Assume sizeof(int) returns 4, and that total and i are located in registers.

Calculate the number of Tag, Index, and Offset bits for this cache.

Tag: 9
Index: 2
Offset: 9

3.2 Calculate the hit percentage for this cache after running foo.

0%

3.3 The cache is now cleared and the code is run again. This time, A and B are pointing to the same array, which starts at 0x10000. Calculate the new hit percentage.

75%

3.4 Assume A and B starts once again with a cold cache at 0x10000 and 0x20000. What is the new hit percentage if we ran foo on a fully associative cache, with all other parameters staying the same?

50%

# 4 Dont Let Your Mind Float Away Now

Consider the following 16-bit representation for floating point numbers:



Bits per field: Sign: 1, Exponent: 6, Significand: 9

Everything else follows the IEEE standard 754 for floating point, except in 16 bits.

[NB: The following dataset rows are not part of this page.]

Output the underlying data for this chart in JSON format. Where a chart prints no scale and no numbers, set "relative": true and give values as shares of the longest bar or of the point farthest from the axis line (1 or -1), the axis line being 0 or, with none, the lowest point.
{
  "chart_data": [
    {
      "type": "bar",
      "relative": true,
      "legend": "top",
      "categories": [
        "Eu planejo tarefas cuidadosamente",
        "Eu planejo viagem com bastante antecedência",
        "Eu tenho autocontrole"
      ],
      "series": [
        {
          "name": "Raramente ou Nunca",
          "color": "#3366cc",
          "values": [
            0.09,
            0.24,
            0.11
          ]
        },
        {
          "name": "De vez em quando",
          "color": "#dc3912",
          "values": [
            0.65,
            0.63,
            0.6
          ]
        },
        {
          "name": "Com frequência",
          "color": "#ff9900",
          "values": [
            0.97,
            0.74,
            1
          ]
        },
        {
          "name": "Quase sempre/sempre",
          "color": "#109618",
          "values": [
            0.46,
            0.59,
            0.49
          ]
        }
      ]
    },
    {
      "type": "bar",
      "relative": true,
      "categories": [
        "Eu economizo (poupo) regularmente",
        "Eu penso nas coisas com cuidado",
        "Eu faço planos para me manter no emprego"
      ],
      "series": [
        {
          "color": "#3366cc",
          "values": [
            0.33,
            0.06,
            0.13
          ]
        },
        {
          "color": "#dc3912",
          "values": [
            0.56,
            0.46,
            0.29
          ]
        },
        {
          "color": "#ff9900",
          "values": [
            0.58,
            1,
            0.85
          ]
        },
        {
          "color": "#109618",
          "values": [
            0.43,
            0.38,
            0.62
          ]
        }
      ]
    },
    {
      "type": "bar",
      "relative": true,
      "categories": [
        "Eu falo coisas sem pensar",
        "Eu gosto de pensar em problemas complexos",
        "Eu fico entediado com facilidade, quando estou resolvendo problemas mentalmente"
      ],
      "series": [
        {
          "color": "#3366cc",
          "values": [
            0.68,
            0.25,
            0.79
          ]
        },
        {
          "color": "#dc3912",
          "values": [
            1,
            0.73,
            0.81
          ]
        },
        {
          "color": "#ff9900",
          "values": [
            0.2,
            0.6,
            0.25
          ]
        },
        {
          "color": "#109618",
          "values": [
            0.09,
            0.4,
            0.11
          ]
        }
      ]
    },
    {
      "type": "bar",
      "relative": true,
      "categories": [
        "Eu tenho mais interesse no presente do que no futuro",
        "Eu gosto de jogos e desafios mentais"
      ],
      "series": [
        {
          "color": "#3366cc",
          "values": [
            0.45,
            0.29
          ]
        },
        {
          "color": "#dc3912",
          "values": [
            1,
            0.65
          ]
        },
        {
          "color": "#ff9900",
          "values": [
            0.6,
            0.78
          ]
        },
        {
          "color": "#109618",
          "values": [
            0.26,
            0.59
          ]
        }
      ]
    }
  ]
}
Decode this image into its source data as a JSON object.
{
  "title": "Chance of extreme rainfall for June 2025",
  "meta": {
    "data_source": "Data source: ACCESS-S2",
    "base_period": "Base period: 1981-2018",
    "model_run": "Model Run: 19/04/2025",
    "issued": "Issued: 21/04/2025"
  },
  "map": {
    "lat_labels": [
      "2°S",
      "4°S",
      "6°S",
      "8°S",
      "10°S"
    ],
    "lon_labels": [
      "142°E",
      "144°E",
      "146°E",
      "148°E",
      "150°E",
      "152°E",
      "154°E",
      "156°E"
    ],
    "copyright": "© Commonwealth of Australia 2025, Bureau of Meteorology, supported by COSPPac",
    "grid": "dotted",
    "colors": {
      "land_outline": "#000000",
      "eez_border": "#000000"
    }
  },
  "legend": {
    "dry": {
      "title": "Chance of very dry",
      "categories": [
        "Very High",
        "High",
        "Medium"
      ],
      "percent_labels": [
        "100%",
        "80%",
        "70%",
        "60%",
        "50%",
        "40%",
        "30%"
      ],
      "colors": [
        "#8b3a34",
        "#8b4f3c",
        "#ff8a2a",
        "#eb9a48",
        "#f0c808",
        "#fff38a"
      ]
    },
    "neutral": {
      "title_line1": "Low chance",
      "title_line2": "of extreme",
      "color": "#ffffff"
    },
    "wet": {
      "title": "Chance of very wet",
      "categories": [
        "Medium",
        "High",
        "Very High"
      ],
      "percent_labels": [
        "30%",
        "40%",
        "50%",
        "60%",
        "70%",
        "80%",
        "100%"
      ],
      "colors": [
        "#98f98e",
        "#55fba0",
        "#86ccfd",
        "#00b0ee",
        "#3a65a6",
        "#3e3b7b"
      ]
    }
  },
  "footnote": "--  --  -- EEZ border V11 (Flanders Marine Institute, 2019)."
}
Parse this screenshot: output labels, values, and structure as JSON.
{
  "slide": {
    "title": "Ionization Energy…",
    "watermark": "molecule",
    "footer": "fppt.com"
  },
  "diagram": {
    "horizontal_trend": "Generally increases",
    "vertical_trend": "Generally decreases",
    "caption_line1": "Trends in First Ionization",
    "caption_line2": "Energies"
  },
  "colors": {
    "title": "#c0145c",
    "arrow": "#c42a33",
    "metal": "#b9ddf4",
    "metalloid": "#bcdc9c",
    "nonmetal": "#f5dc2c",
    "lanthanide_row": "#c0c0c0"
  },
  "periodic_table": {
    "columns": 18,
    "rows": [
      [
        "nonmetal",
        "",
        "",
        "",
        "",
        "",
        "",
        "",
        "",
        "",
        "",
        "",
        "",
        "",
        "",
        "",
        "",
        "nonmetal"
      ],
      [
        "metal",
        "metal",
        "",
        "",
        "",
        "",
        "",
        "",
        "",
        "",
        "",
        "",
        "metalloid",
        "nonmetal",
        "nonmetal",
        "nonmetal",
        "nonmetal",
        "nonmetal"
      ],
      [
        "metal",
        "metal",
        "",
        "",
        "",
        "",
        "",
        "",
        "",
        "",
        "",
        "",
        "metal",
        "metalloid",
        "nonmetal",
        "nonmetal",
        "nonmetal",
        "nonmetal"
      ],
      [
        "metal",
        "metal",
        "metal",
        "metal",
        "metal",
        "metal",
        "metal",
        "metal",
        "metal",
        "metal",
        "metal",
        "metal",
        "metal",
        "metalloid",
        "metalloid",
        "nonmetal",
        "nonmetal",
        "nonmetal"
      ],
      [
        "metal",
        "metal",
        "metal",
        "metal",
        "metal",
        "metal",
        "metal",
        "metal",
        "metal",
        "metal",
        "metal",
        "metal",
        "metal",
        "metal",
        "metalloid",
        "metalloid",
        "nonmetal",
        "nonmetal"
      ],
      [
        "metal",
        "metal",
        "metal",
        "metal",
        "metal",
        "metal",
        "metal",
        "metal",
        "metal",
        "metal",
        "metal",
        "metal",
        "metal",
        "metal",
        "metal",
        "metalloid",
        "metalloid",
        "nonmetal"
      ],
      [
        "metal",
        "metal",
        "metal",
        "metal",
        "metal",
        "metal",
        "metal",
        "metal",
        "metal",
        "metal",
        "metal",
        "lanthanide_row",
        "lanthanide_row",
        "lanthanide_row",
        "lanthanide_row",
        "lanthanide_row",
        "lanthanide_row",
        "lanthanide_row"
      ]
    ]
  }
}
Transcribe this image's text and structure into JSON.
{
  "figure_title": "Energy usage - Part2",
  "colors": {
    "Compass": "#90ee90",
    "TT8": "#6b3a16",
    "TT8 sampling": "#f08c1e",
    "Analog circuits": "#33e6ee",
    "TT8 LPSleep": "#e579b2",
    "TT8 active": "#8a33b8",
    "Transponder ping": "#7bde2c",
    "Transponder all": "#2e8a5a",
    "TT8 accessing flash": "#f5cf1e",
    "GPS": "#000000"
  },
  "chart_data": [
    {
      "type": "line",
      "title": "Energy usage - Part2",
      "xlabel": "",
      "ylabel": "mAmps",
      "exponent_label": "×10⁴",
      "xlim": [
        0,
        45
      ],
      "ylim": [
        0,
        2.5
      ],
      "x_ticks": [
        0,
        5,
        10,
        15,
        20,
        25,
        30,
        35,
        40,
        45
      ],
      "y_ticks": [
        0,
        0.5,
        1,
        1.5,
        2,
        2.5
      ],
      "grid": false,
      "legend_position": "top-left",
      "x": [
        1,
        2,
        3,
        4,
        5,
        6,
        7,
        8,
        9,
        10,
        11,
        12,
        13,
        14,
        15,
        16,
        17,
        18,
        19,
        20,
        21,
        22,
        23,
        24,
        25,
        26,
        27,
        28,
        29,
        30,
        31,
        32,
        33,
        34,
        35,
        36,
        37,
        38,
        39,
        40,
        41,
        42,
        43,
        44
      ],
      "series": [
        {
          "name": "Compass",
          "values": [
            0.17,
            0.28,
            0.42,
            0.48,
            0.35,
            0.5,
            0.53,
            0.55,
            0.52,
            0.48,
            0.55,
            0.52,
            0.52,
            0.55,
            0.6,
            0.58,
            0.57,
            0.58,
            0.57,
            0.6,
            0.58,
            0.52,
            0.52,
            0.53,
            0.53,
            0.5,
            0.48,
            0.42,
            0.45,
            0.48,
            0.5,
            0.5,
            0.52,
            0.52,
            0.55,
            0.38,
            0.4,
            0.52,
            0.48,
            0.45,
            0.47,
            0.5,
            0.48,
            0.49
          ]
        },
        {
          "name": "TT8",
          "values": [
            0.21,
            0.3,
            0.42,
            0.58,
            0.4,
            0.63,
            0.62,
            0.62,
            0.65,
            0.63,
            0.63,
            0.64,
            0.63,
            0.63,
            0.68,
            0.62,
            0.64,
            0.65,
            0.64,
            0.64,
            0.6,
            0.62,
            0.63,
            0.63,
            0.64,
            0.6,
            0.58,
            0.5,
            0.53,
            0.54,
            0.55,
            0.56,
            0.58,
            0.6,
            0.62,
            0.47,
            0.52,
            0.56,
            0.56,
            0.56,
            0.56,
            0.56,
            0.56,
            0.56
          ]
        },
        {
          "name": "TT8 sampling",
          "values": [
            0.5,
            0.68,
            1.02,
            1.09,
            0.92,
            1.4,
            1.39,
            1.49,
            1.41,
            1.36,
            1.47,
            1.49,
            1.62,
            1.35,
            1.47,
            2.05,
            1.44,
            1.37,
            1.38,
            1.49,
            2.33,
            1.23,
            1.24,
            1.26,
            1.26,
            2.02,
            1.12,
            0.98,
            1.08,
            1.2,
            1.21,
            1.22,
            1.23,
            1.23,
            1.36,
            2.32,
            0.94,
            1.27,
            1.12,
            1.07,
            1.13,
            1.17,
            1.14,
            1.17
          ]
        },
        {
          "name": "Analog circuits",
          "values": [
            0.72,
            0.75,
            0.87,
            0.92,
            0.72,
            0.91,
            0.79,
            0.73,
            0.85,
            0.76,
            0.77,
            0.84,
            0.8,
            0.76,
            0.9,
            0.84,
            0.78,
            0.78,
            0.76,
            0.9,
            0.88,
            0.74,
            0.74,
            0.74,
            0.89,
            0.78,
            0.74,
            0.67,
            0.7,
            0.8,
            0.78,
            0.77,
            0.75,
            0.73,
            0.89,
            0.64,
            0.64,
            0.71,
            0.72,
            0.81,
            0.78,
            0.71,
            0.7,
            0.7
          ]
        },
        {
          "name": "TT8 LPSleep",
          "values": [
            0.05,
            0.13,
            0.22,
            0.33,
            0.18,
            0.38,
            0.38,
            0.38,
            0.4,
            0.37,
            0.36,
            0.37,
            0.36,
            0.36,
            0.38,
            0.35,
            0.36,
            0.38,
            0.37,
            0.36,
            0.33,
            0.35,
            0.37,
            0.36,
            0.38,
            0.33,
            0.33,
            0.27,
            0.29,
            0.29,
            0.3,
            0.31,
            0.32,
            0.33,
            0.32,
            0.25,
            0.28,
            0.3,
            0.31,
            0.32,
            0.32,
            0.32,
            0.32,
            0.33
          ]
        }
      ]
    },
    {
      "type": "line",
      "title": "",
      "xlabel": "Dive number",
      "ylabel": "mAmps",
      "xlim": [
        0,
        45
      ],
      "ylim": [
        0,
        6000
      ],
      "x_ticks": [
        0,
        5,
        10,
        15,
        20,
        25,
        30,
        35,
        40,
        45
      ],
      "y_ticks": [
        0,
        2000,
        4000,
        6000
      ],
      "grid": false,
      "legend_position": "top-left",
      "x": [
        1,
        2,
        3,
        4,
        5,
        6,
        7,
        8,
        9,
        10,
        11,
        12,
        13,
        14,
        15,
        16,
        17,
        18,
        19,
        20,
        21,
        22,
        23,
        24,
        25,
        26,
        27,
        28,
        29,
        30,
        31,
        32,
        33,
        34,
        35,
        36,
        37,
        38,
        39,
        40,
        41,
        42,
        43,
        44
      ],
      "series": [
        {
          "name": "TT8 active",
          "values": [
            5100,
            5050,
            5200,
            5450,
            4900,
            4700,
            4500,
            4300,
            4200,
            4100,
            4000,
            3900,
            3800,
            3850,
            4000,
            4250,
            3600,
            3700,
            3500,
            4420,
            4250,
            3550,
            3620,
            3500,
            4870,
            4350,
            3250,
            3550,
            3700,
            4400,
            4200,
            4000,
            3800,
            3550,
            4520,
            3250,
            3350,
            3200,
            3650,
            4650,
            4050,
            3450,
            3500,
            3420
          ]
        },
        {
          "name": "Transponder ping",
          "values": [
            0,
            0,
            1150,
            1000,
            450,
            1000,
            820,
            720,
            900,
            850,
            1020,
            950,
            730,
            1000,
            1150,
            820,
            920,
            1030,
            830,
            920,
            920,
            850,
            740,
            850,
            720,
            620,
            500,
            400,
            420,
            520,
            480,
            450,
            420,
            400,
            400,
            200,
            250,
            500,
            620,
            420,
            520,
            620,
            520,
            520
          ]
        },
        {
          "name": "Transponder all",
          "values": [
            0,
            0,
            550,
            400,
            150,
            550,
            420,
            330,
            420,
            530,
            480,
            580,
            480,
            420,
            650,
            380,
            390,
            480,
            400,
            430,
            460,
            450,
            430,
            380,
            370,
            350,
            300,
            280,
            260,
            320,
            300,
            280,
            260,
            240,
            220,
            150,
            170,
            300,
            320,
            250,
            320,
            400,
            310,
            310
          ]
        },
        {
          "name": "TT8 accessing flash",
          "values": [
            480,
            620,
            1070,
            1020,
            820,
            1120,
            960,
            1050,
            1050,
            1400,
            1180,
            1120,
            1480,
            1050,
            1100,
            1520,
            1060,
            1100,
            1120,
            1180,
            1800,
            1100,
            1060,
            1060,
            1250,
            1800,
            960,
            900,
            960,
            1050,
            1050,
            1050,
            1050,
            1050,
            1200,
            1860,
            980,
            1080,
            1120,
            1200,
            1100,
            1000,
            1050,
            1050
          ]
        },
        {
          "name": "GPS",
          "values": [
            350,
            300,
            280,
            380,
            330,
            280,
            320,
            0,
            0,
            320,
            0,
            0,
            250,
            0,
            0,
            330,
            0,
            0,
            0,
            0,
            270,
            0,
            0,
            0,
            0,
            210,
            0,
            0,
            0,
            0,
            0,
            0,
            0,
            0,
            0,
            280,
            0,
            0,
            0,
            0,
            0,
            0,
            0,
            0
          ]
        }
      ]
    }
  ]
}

The bias is 31.

4.1 Convert -15.125 into floating point. Write your answer in hexadecimal.

#### 0xB5B8

4.2 What is the value of the largest odd number that can be represented by the above floating point representation?

$$2^{10} - 1$$

4.3 How many positive, real numbers can be represented?

$$2^{15} - 2^9 - 1$$

## 5 Finite State Machines

5.1 Construct an FSM that outputs ones until 3 consecutive zeroes have appeared, at which point it outputs zeroes. How many states do we need?



We will need 4 states (without a START state) or 5 states (with a START state).

5.2 How many states would we need to construct an FSM that outputs ones until n non-consecutive zeroes have appeared?

Either n+1 without a start state or n+2 with a start state.

5.3 Construct an FSM that returns the XOR of all the inputs.



The values in the nodes are the outputs of the states.